Watts needed to ride at a given speed, accounting for grade and wind.
Aerodynamic drag scales with the square of relative airspeed: doubling speed roughly quadruples the watts needed on flat ground.
Power output measured in watts is the cyclist's universal currency. Two riders climbing the same hill at the same weight expend the same wattage; one might call it a recovery spin while the other is on the rivet, but the meter reads the same number. That objectivity is why power has displaced heart rate as the gold standard for training, racing, and bike comparison. A cycling power calculator turns the inverse question into a quick estimate: given a target speed, a road grade, a wind, and a rider+bike mass, how many watts must the legs produce to hold that pace? Coaches use it to set realistic goals for a route. Recreational riders use it to understand why a 10% climb at 12 km/h feels like a sprint while a 40 km/h tailwind cruise feels easy. Aero-conscious riders use it to quantify how much a position change saves: dropping from 0.40 m² CdA on the hoods to 0.32 m² in the drops is worth 30 W at 35 km/h on flat terrain — exactly the difference between a comfortable conversation pace and a heart-pumping effort.
The total resistive force the rider must overcome at constant speed is the sum of three components:
F_total = F_air + F_roll + F_grav
Wheel power is force × velocity: P_wheel = F_total · v. Leg power adds back the drivetrain loss: P_legs = P_wheel / 0.97 (about 3% loss in chain + bearings).
Enter your speed (the pace you want to hold), your grade (positive uphill, negative downhill), your total mass (rider + bike + bottles + helmet — be honest, gear adds 1.5 kg), and any wind (positive headwind, negative tailwind).
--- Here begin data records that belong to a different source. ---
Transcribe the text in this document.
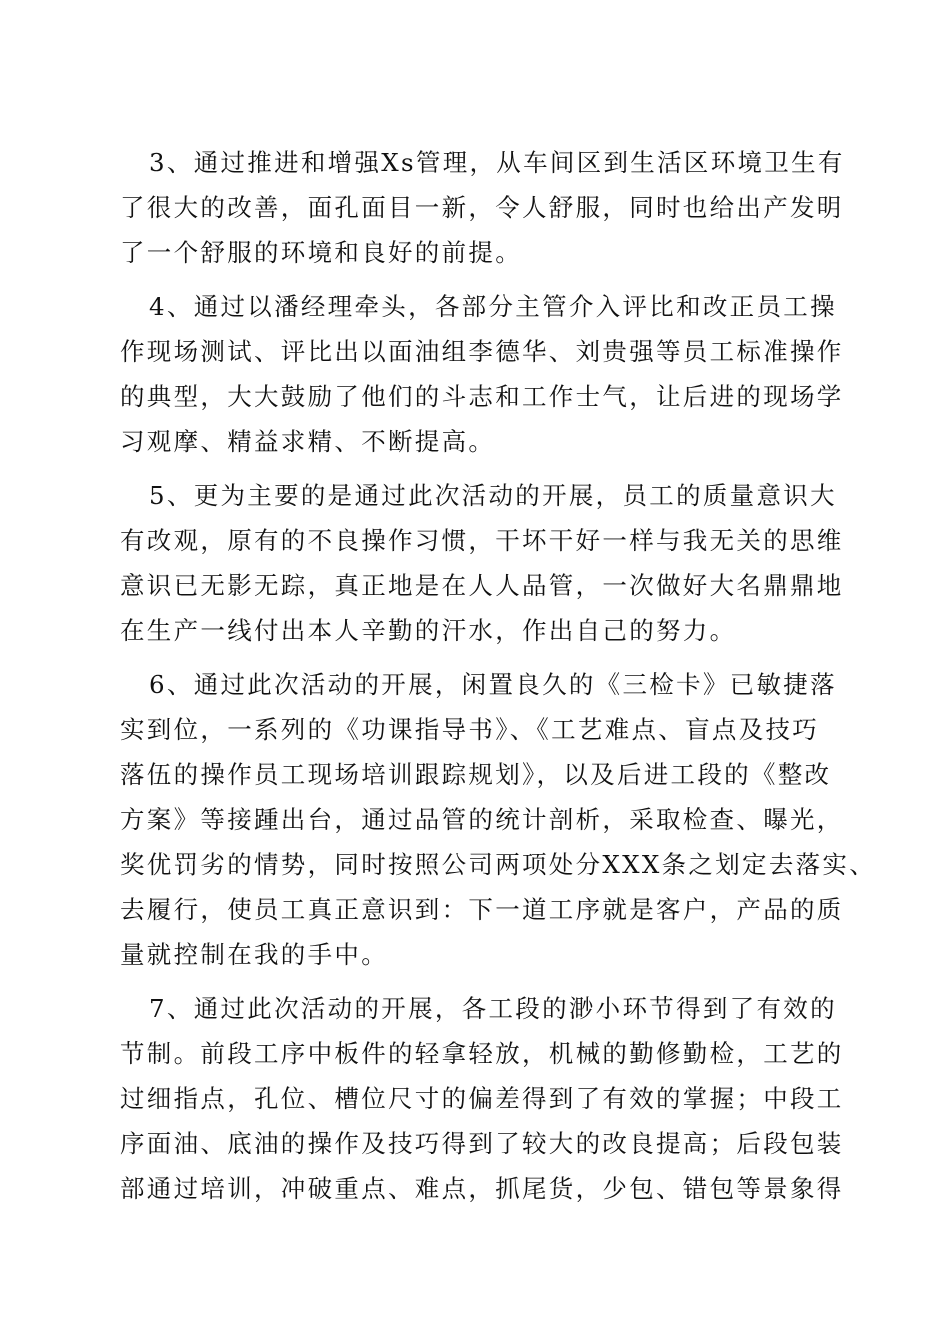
3、通过推进和增强Xs管理，从车间区到生活区环境卫生有
了很大的改善，面孔面目一新，令人舒服，同时也给出产发明
了一个舒服的环境和良好的前提。
4、通过以潘经理牵头，各部分主管介入评比和改正员工操
作现场测试、评比出以面油组李德华、刘贵强等员工标准操作
的典型，大大鼓励了他们的斗志和工作士气，让后进的现场学
习观摩、精益求精、不断提高。
5、更为主要的是通过此次活动的开展，员工的质量意识大
有改观，原有的不良操作习惯，干坏干好一样与我无关的思维
意识已无影无踪，真正地是在人人品管，一次做好大名鼎鼎地
在生产一线付出本人辛勤的汗水，作出自己的努力。
6、通过此次活动的开展，闲置良久的《三检卡》已敏捷落
实到位，一系列的《功课指导书》、《工艺难点、盲点及技巧
落伍的操作员工现场培训跟踪规划》，以及后进工段的《整改
方案》等接踵出台，通过品管的统计剖析，采取检查、曝光，
奖优罚劣的情势，同时按照公司两项处分XXX条之划定去落实、
去履行，使员工真正意识到：下一道工序就是客户，产品的质
量就控制在我的手中。
7、通过此次活动的开展，各工段的渺小环节得到了有效的
节制。前段工序中板件的轻拿轻放，机械的勤修勤检，工艺的
过细指点，孔位、槽位尺寸的偏差得到了有效的掌握；中段工
序面油、底油的操作及技巧得到了较大的改良提高；后段包装
部通过培训，冲破重点、难点，抓尾货，少包、错包等景象得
The defaults — CdA 0.32 (drops), Crr 0.005 (good road tires), air density 1.225 kg/m³ at sea level 15 °C — are reasonable for a road bike on tarmac. Adjust them for context: TT bike CdA 0.22, MTB on dirt Crr 0.015, mountain altitude 0.95.
The big-number readout is leg power in watts; W/kg below it is the standardized metric coaches use to compare riders. The bottom three percentages tell you where each watt is going — on a 10% climb, 80% is fighting gravity; on a flat headwind, 70% is air; on a smooth flat with no wind, 60% rolling and 40% air.
A 75 kg rider on a 7 kg bike (82 kg total) wants to know what's needed to hold 30 km/h on flat ground in still air, with a typical road position (CdA 0.32, Crr 0.005, ρ = 1.225). Speed in m/s = 30 / 3.6 = 8.33. F_air = 0.5 × 0.32 × 1.225 × 8.33² = 13.6 N. F_roll = 0.005 × 82 × 9.81 = 4.0 N. F_grav = 0. Total 17.6 N. Power at the wheel = 17.6 × 8.33 = 147 W. Leg power = 147 / 0.97 = 151 W — which is about 1.84 W/kg, an easy endurance pace for most trained cyclists. Now ride into a 25 km/h headwind: relative wind speed jumps from 8.33 to 8.33 + 6.94 = 15.3 m/s. F_air balloons to 46 N; total power required jumps to 416 W at the same 30 km/h ground speed. That's the punishment for riding into wind.
For time-trial sizing, use CdA 0.20–0.25 and reduce drivetrain loss to 0.98 (well-prepped chain). For mountain biking, raise Crr to 0.012–0.018 depending on dirt vs gravel; trail switchbacks add transient energy losses not captured here. For e-bikes, subtract the assist power: a 250 W mid-drive at 50% assist contributes ~125 W, so legs need to make up the rest.
For training planning, normalized power (NP) and intensity factor (IF) refine the average-watts approach for variable-power efforts. For race tactics, the model behind this calc is the same one used by aerodynamicists at the Tour to estimate breakaway costs vs. peloton drafting savings — a 20-rider pack at 45 km/h needs ~325 W per rider; in solo wind, the same speed needs 460 W. That's the science behind why the breakaway nearly always gets caught.